The subject matter herein relates generally to connector systems for pluggable electronic modules, such as transceiver modules, for high speed fiber optical and copper communications.
It is known to provide a metal cage with a plurality of ports, whereby transceiver modules are pluggable therein. Several pluggable module designs and standards have been introduced in which a pluggable module plugs into a receptacle which is electronically connected to a host circuit board. For example, a well-known type of transceiver developed by an industry consortium is known as a gigabit interface converter (GBIC) or serial optical converter (SOC) and provides an interface between a computer and a data communication network such as Ethernet or a fiber network. These standards offer a generally robust design which has been well received in industry.

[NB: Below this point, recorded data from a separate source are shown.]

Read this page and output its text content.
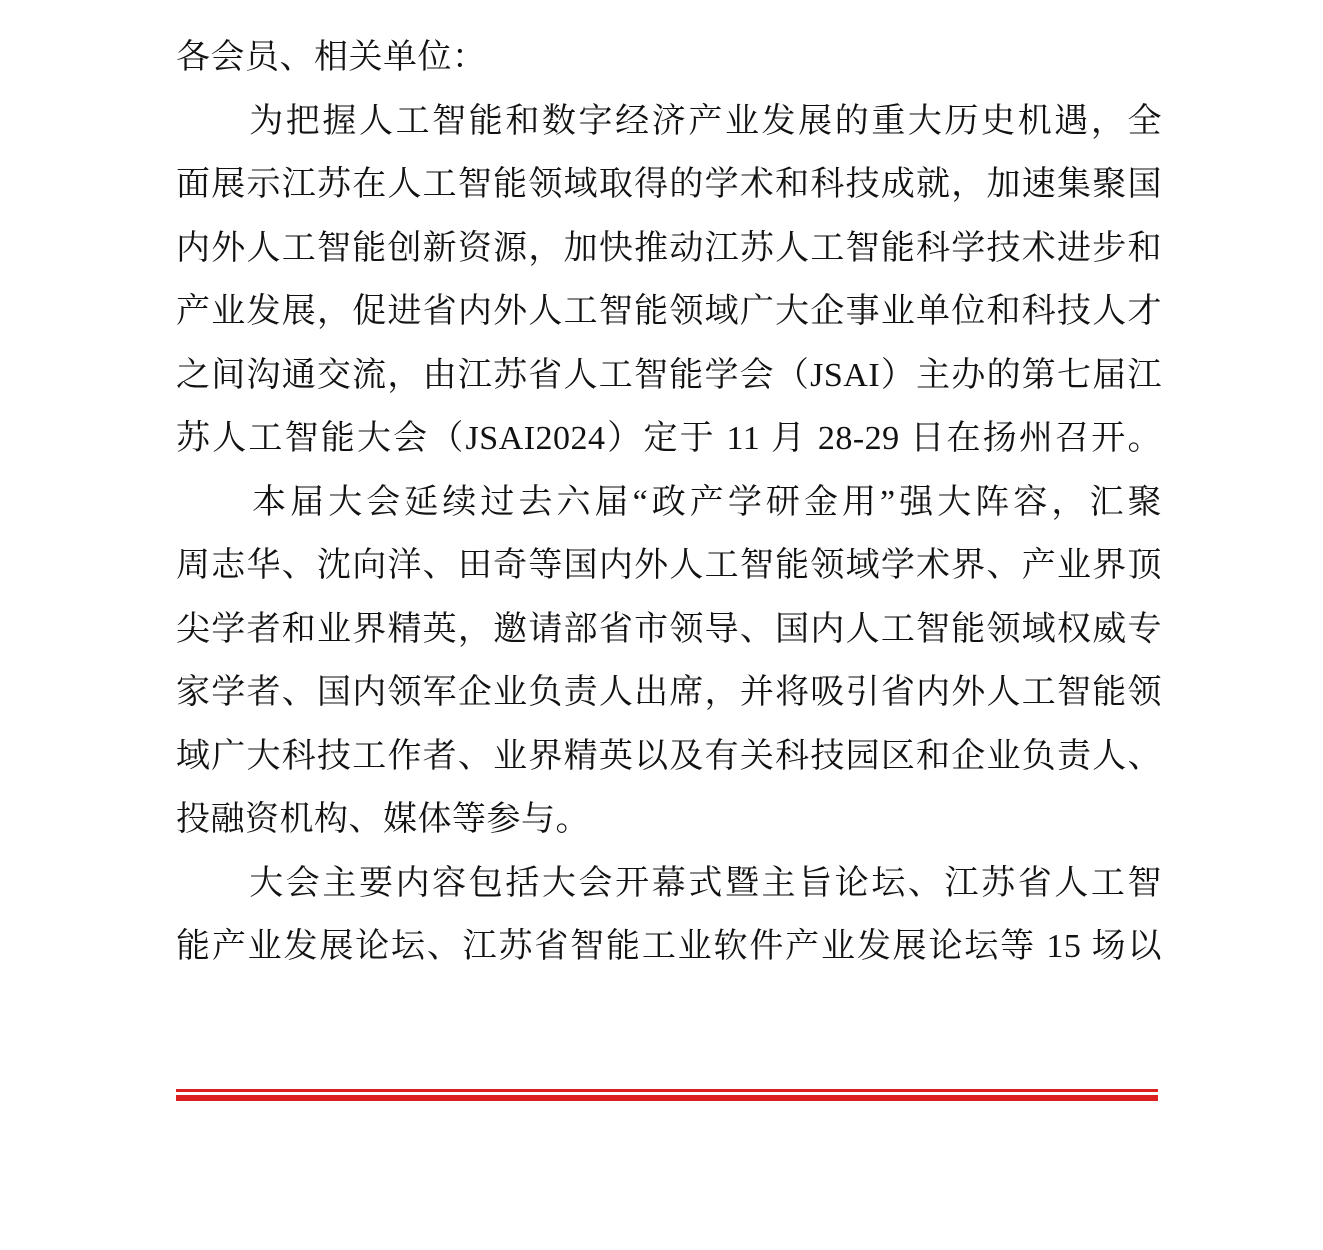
各会员、相关单位：
　　为把握人工智能和数字经济产业发展的重大历史机遇，全
面展示江苏在人工智能领域取得的学术和科技成就，加速集聚国
内外人工智能创新资源，加快推动江苏人工智能科学技术进步和
产业发展，促进省内外人工智能领域广大企事业单位和科技人才
之间沟通交流，由江苏省人工智能学会（JSAI）主办的第七届江
苏人工智能大会（JSAI2024）定于 11 月 28-29 日在扬州召开。
　　本届大会延续过去六届“政产学研金用”强大阵容，汇聚
周志华、沈向洋、田奇等国内外人工智能领域学术界、产业界顶
尖学者和业界精英，邀请部省市领导、国内人工智能领域权威专
家学者、国内领军企业负责人出席，并将吸引省内外人工智能领
域广大科技工作者、业界精英以及有关科技园区和企业负责人、
投融资机构、媒体等参与。
　　大会主要内容包括大会开幕式暨主旨论坛、江苏省人工智
能产业发展论坛、江苏省智能工业软件产业发展论坛等 15 场以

It is desirable to increase the port density associated with the network connection, such as, for example, switch boxes, cabling patch panels, wiring closets, and computer I/O. Recently, a new standard has been promulgated and is referred to herein as the small form factor pluggable (SFP) standard which specifies an enclosure height of 9.8 mm and a width of 13.5 mm and a minimum of 20 electrical input/output connections. Another standard is referred to as the Quad Small Form-factor Pluggable (QSFP) standard.
It is also desirable to increase the operating frequency of the network connection. For example, applications are quickly moving to the multi-gigabit realm. Electrical connector systems that are used at increased operating speeds present a number of design problems, particularly in applications in which data transmission rates are high, e.g., in the range above 10 Gbs (Gigabits/second). One concern with such systems is reducing electromagnetic interference (EMI) emissions. Another concern is reducing operating temperatures of the transceivers.
In conventional designs, thermal cooling is achieved by using a heat sink and/or airflow over the shielded metal cage surrounding the receptacles. However, the thermal cooling provided by conventional designs are proving to be inadequate, particularly for the transceivers in the lower row. Therefore, there is a need for a connector system design that conforms to the SFP standard or the QSFP standard or another standard, while providing adequate thermal cooling of transceivers.